Two capacity market auctions have already been held, in December 2014 and December 2015, which between them awarded contracts worth £2.8 billion.

The scheme has three major flaws which together make it not fit for purpose.

  • It provides poor value for money: across the two auctions held so far, nuclear power plants have received payments amounting to £153 million in 2018 and £136 million in 2019, despite being almost certain to remain open during those years without receiving these subsidies. In the 2014 auction, a third of contracts were awarded to plants that had indicated that they did not need subsidy to stay online.
  • It works against decarbonisation: it has provided a lifeline to several old coal-fired power stations, which have received a total of £373 million in subsidies from both auctions. It has also heavily incentivised the proliferation of new diesel generators, which are even more polluting than coal and which were awarded a total of £176 million in subsidies in 2015.
  • It is focussed on generation: the capacity market is designed around the requirements of large power stations, rather than around the needs of smart energy technologies such as demand response and electricity storage, or for actions that would permanently reduce demand for electricity. The National Infrastructure Commission has estimated that billpayers could save £8 billion a year by 2030 if these alternatives were supported.
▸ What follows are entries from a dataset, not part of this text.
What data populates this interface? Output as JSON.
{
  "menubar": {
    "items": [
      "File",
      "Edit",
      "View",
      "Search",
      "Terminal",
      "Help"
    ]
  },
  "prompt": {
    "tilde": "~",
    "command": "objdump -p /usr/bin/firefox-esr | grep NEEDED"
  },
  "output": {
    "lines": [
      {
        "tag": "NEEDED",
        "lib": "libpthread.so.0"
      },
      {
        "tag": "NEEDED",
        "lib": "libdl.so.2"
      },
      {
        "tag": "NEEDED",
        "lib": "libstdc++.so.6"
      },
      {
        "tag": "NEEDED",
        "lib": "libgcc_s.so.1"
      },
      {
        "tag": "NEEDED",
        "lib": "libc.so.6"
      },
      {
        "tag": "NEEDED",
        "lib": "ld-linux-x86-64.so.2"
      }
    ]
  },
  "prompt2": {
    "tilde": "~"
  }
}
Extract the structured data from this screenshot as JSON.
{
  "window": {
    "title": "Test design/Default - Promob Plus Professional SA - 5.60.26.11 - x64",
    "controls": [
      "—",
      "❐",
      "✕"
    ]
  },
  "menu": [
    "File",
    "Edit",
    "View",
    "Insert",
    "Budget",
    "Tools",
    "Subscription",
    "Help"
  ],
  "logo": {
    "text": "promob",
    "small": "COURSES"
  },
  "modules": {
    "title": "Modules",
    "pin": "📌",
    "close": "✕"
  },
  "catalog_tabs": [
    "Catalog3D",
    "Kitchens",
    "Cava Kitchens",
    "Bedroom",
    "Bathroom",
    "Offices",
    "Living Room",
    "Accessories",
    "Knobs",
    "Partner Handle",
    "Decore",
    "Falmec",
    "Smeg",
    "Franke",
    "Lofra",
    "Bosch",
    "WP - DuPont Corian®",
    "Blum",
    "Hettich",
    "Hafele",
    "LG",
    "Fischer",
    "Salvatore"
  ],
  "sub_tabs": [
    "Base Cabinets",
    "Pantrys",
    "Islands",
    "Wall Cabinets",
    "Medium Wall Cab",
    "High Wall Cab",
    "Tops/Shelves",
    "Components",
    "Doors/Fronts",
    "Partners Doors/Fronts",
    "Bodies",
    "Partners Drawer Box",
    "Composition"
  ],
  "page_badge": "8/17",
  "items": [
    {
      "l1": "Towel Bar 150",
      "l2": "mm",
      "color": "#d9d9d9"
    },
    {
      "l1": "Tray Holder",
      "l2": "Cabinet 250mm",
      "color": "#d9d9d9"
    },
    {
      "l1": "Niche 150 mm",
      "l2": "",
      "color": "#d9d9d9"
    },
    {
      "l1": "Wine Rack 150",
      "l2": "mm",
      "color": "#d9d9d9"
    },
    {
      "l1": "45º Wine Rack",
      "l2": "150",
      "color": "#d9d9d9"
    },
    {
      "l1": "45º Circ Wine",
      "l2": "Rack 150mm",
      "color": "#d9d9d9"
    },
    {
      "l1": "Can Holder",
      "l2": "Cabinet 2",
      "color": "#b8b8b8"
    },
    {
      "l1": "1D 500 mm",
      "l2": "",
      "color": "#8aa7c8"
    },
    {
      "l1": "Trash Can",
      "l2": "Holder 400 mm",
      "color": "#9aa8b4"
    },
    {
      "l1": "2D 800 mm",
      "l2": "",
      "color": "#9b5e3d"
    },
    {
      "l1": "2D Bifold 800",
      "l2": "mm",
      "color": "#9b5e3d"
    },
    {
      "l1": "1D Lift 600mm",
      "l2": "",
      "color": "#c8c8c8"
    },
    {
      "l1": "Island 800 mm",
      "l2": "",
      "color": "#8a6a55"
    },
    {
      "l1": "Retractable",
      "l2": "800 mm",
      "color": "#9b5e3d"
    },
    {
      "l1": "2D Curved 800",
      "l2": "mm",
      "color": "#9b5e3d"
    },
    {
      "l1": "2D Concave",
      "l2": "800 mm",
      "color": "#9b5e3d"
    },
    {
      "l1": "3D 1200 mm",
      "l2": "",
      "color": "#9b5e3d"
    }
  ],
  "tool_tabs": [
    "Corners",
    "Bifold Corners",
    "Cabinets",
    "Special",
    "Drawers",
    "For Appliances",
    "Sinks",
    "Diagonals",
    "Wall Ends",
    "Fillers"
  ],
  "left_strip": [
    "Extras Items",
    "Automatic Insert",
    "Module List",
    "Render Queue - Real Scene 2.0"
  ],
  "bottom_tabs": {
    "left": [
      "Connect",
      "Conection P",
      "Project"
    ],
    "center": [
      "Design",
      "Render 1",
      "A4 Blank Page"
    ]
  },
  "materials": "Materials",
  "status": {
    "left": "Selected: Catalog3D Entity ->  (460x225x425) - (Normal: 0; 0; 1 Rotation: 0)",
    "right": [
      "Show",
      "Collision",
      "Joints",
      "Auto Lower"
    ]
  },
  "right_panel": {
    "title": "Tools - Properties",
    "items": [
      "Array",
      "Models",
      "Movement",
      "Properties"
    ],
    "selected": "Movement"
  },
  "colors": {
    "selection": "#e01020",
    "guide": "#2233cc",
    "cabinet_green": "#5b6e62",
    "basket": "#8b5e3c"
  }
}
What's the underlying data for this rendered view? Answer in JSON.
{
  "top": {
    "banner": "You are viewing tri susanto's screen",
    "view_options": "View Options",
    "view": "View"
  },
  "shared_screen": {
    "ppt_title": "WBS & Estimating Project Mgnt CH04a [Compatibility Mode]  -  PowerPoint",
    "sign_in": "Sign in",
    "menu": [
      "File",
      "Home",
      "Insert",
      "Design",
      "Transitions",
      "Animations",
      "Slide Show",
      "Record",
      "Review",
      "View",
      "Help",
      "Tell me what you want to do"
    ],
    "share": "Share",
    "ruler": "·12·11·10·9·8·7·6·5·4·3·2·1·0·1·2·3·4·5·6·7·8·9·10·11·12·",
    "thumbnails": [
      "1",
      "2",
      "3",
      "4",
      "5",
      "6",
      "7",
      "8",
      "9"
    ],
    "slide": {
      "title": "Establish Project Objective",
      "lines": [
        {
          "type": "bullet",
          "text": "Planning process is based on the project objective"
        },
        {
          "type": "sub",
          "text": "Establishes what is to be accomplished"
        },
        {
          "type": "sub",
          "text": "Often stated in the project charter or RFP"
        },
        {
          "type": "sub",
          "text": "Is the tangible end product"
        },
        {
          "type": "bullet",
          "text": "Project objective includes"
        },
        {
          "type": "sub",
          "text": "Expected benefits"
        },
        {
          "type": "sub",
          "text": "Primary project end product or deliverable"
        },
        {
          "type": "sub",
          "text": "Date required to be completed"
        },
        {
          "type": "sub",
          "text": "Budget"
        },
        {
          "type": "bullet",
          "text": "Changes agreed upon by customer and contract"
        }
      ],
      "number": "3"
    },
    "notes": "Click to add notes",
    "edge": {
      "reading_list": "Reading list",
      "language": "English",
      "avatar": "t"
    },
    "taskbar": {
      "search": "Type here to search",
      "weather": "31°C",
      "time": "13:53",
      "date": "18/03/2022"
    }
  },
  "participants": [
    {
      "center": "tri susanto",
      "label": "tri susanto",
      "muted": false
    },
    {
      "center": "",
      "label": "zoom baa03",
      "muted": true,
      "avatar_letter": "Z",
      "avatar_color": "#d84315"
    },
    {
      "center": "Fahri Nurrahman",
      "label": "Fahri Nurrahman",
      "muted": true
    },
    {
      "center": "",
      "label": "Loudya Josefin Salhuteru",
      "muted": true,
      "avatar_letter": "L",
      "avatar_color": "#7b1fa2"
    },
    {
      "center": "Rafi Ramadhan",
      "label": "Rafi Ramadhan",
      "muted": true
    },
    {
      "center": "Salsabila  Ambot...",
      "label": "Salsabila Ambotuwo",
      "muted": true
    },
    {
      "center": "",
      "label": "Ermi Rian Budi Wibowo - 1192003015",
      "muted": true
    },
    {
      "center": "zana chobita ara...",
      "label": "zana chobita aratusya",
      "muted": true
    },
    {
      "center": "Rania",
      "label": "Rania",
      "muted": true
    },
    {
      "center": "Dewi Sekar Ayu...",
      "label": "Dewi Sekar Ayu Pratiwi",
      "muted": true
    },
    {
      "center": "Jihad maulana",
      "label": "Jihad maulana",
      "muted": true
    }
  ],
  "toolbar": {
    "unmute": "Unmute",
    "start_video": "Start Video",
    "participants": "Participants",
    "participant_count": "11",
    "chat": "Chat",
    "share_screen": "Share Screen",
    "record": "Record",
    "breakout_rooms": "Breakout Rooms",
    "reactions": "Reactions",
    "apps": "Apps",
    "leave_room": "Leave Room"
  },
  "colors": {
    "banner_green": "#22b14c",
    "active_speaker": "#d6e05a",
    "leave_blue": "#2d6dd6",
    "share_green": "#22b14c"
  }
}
The government is currently consulting on proposals to expand the capacity market so that it incentivises the construction of new gas-fired power stations. Our view is that the proposed changes do not solve the scheme’s problems, outlined above, and that further reforms continue to be required.

Recommendations

1. The capacity market should be split into separate auctions for old and new capacity

The capacity market currently awards the same per-unit price for capacity to all operators. This means that existing power stations that would be able to operate without any payments at all receive the same price-per-unit as a new power station. The government has now made clear that it wants the capacity market to deliver new gas-fired power stations. This is likely to increase the price paid to all operators, and the total costs of the scheme. Instead, there should be a separate auction for new and old capacity. The payments would become more targeted to the capacity that bids for them and the scheme would be more efficient overall. There would also be far greater control of the amount of new capacity that is rewarded through the scheme.

2. An emissions performance standard should be applied to all capacity in receipt of capacity payments

Carbon-intensive generation should be explicitly prevented from accessing the capacity market through the introduction of an ‘instantaneous’ emissions performance standard. This would effectively prevent any station that has a carbon intensity above a certain level from bidding into the capacity market. This limit could be set at a level that does not impact on any less carbon-intensive generation, such as new gas, that the government wants to incentivise.

3. New large-scale gas power plants should commit to using carbon capture and storage (CCS) if they are to stay open in the long term

There is a role for new gas plants in replacing coal and providing flexible back-up as the electricity system is decarbonised. However, given the very low levels of carbon emissions that the UK’s electricity supply needs to be producing by 2030, there can be only a very limited role for unabated gas generation. To access longer-term contracts, large-scale gas plants should either be built with CCS, or be required to install it in future.

4. Demand response providers should have access to longer contracts

The capacity market currently favours traditional generation over new technologies that can reduce demand and so limit the number of power plants that need to be built. Demand response providers do not currently have access to the longer-term contracts available to power stations. The disparity in contract lengths available makes it for difficult for them to compete with traditional generation. To remedy this, the capital expenditure thresholds (that is, the amount that a new plant needs to invest in order to access longer contracts) should be removed, and all new capacity should be permitted to bid for contracts of up to 15 years’ duration.